Research on retirement decisions has invited studies to examine how personal, work-related, and environmental factors interplay to affect older workers’ retirement decisions. Drawing upon the person-environment fit framework, we proposed a negative relationship between high-involvement work practices (HIWPs) and older workers’ retirement intention. We further developed hypotheses regarding the moderating effects of gender, age, educational level, managerial status, and external economic environment on the relationship between HIWPs and retirement intention.

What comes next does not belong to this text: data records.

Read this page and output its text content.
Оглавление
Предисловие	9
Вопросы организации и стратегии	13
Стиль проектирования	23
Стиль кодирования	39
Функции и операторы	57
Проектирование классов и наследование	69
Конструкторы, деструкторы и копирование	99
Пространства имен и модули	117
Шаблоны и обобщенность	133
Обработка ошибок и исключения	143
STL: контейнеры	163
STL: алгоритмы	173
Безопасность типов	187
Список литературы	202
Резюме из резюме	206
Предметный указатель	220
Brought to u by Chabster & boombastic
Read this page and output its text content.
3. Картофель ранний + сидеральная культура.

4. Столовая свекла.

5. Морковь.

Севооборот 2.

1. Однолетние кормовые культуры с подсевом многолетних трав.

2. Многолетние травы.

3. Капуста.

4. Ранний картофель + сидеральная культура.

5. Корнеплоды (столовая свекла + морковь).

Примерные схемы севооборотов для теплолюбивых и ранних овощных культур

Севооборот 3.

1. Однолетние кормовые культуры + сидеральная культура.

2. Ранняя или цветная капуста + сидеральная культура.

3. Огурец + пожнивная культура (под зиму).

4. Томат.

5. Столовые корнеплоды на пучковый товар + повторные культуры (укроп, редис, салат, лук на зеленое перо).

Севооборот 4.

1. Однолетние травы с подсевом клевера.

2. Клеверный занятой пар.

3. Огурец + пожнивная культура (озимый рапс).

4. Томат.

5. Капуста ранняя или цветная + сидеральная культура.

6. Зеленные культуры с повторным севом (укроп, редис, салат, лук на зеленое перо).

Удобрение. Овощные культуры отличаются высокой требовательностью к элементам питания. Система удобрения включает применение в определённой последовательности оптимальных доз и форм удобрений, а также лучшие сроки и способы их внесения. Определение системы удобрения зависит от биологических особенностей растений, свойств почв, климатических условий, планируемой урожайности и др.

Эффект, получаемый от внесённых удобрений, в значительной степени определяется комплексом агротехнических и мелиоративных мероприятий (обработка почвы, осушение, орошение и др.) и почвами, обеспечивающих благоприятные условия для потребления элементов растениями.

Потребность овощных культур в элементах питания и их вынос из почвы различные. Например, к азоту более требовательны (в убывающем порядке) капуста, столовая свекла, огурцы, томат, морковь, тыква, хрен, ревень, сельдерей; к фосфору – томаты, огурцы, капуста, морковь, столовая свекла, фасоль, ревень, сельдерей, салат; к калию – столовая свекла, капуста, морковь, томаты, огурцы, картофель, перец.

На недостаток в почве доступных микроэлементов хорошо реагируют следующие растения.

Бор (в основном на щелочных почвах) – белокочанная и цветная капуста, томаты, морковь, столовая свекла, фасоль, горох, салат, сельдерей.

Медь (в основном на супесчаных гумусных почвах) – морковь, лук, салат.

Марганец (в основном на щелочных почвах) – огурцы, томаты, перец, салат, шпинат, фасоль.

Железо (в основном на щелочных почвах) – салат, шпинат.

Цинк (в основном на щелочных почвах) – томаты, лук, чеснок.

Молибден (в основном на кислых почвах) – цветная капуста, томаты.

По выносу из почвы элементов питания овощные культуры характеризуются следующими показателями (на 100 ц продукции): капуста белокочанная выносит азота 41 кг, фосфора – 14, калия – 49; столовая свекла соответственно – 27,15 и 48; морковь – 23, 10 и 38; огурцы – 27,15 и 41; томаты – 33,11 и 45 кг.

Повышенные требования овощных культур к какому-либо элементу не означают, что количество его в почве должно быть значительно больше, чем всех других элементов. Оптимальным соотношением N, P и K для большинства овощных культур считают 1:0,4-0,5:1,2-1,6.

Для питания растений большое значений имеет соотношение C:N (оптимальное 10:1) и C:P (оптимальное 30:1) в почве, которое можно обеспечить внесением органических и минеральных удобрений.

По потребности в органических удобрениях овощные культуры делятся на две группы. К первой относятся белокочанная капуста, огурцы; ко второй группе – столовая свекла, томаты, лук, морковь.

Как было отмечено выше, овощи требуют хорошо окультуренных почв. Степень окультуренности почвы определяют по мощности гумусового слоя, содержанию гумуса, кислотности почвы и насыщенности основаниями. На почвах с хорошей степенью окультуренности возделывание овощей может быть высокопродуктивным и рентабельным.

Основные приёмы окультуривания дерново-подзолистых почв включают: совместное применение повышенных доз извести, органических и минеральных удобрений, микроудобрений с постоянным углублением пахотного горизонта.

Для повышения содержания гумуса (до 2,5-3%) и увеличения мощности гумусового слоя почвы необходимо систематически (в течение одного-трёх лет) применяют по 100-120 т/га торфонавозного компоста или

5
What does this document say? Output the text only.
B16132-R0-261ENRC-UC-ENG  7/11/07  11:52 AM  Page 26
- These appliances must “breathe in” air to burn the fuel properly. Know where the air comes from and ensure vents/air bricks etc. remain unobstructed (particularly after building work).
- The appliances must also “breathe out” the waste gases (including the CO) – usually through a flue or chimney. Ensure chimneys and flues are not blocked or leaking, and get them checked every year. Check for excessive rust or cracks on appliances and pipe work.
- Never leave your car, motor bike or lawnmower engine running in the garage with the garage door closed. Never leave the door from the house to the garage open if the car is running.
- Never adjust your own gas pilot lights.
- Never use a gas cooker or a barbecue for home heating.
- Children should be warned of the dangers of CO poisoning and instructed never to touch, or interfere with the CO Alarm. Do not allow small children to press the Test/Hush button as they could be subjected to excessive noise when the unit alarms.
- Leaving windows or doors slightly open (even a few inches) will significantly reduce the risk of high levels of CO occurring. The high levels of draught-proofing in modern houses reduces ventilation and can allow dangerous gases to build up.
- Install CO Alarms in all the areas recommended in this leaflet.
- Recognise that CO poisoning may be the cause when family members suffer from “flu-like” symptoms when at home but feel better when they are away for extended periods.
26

We tested the hypotheses using a sample of 754,856 employees age 50 and over from 360 U.S. government agencies participating in the Federal Employee Viewpoint Survey from 2006 to 2015. The results, based on mixed effect logit regressions and cross-classified modeling, indicated that older workers’ experience of HIWPs had a negative relationship with their retirement intention, and the negative relationship was stronger for older men workers, workers aged 50-59 years, older workers without a bachelor’s degree, and non-managerial older workers than for older women workers, those aged 60 years or over, those with a bachelor’s degree, and those with managerial responsibilities, respectively. Moreover, the results showed that the negative HIWPs-retirement intention relationship has become stronger since the Great Recession of 2008. We discussed the theoretical and practical implications of older workers’ retirement decisions by considering the interactions between human resource management practices and personal and environmental factors.